Our time together is limited. I’d rather not travel down another dead-end road, where there’s no room, no place for me.
“You’re welcome.”
A few days later, Katrina receives a call from her mother. Her father is finally being released from the hospital and is going into protective custody. She puts her phone on holo-call mode and gazes at the soft, silvery three-dimensional projection of her mother pacing the lounge area in front of the windows excitedly.
But when she notices me, her comfortable conversation with her daughter takes a somewhat awkward turn.
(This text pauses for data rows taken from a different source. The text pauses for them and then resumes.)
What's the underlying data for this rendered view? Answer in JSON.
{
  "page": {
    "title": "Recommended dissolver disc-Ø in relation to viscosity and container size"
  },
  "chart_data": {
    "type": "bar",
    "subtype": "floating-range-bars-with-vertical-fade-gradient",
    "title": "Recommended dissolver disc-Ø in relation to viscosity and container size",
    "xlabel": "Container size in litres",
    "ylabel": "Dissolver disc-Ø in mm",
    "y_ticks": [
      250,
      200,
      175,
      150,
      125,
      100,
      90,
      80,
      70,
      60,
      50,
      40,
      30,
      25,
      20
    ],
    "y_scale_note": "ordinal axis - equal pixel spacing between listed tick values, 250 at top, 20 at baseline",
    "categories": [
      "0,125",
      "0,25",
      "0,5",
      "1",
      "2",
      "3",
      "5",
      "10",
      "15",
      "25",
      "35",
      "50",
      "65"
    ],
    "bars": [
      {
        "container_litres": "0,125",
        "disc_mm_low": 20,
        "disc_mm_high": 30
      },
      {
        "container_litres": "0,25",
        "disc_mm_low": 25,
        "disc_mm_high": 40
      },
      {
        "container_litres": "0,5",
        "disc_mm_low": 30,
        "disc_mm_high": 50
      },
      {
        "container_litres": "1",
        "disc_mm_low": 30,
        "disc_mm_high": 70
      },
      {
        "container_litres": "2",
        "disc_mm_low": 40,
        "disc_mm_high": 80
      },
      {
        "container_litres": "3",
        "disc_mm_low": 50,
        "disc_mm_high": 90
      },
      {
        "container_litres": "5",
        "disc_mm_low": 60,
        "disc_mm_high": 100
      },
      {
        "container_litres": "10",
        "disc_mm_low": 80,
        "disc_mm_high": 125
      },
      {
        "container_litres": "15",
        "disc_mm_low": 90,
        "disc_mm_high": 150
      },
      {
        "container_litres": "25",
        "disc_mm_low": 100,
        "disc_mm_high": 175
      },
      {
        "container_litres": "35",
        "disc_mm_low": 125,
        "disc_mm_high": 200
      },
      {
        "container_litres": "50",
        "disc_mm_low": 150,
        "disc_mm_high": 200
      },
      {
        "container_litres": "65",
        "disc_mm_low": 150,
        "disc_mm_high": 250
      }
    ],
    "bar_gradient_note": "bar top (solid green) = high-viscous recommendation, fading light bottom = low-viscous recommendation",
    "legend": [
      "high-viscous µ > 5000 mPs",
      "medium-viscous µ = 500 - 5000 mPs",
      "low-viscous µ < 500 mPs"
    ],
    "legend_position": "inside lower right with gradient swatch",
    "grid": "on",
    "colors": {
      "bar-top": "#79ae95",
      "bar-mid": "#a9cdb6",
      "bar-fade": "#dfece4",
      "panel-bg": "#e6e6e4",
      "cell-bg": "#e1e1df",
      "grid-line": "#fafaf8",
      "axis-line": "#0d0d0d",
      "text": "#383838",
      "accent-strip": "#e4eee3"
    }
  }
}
“Hello, Ezra,” she says haltingly. “Thank you for taking such good care of my daughter.”
I wonder how difficult that was for her to say. Mrs. Carson does her best to stay out of the limelight; she doesn’t seem quite as zealous as her husband.
“You’re welcome,” I offer with a slight nod.
Katrina keeps pacing, keeping me out of the camera view as she mouthssorryto me with a cringe. “Anyway, where’s Dad?”
“He’s napping until our security detail comes to pick us up. I made him, honestly. He’s turned his hospital bed into his office and has been making all sorts of calls for this gala. I’m worried he’ll work himself to death, but doctors think he can continue resting in a home environment. He wanted me to ask—how did it go with your old dean?”